Thermal lag of building materials is the ability delay heat transfer into occupied spaces. Using thermal mass appropriately can improve the building thermal performance and thus reduce cooling load, energy consumption, and carbon footprints. In the UAE climate, where daytime and nighttime temperatures range reasonably, high thermal mass is beneficial. Conventional building construction methods rely on heavy masonry with limited heat transfer delay due to the nature and the sensible heating of the material its selves. Heat transfer into occupied spaces can either be eliminated or substantially delayed by the use of lightweight geopolymer concrete (GPC). Studies in GPC have increased due to its durability and lower environmental impact.

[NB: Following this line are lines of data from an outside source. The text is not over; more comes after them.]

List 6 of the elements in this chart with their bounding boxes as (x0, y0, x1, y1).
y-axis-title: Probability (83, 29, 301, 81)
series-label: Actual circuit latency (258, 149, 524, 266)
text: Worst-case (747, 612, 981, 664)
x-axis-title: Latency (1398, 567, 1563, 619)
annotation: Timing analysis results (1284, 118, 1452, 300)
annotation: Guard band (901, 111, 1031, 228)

This research project investigates the performance of lightweight geopolymer concrete (GPC) cladding panels containing micropores benchmarked with a comparative set up of expanded polystyrene foam (EPS) containing GPC. Through, identifying most suitable EPS bead size, which show better bonding with the concrete compositions to achieve higher thermal energy absorption and structural stability. However, this paper focuses on the investigating the compressive strength of GPC with EPS beads. The constituents of the GPC were dune sand and industrial waste materials. Three samples produced as control samples, the remaining nine samples, 45% of the GPC volume is substituted with different sizes of expanded polystyrene foam (EPS) beads. The GPC samples tested structurally at 28 days, the compressive strength of control samples presented an average of 77.1 MPa, while samples with EPS beads showed 19.5 MPa for EPS beads size 2mm, 22.3 MPa for EPS beads size 0.5 -0.2 mm, and 27.8 MPa for EPS beads size 0.2 - 0.05 mm sample. The results of compressive strength complied with the non-loadbearing building components such as partitioning outer walls, and façade tiles.